Maybe it will take tearing down upriver dams
to get young people to stop killing themselves.

This poem/film is from my forthcoming book Carbonfish Blues (Fomite, 2018), and is about loss of natural world and teen suicide epidemic which, according to a March 19, 2018 USA TODAY article  “was up 70 % between 2006 and 2016 [. . .] for white children and teens [and] 77% [. . .] for black children and teens.”  I heard one Millennial say recently "Nothing matters." which was an honest feeling, but I wonder how her feeling would change in presence of wild salmon ascending undammed rivers, or at least river sections.  I understand need for flood control, but our society must be more in balance with nature.  I recall Ed Abbey wrote, “One final paragraph of advice: do not burn yourselves out.

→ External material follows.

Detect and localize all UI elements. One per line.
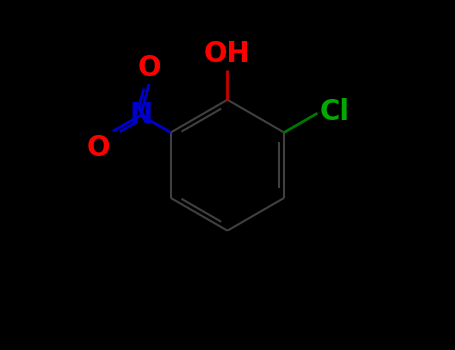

Be as I am - a reluctant enthusiast....a part-time crusader, a half-hearted fanatic. Save the other half of yourselves and your lives for pleasure and adventure. It is not enough to fight for the land; it is even more important to enjoy it. While you can. While it’s still here. So get out there and hunt and fish and mess around with your friends, ramble out yonder and explore the forests, climb the mountains, bag the peaks, run the rivers, breathe deep of that yet sweet and lucid air, sit quietly for a while and contemplate the precious stillness, the lovely, mysterious, and awesome space. Enjoy yourselves, keep your brain in your head and your head firmly attached to the body, the body active and alive, and I promise you this much; I promise you this one sweet victory over our enemies, over those desk-bound men and women with their hearts in a safe deposit box, and their eyes hypnotized by desk calculators. I promise you this; You will outlive the bastards.”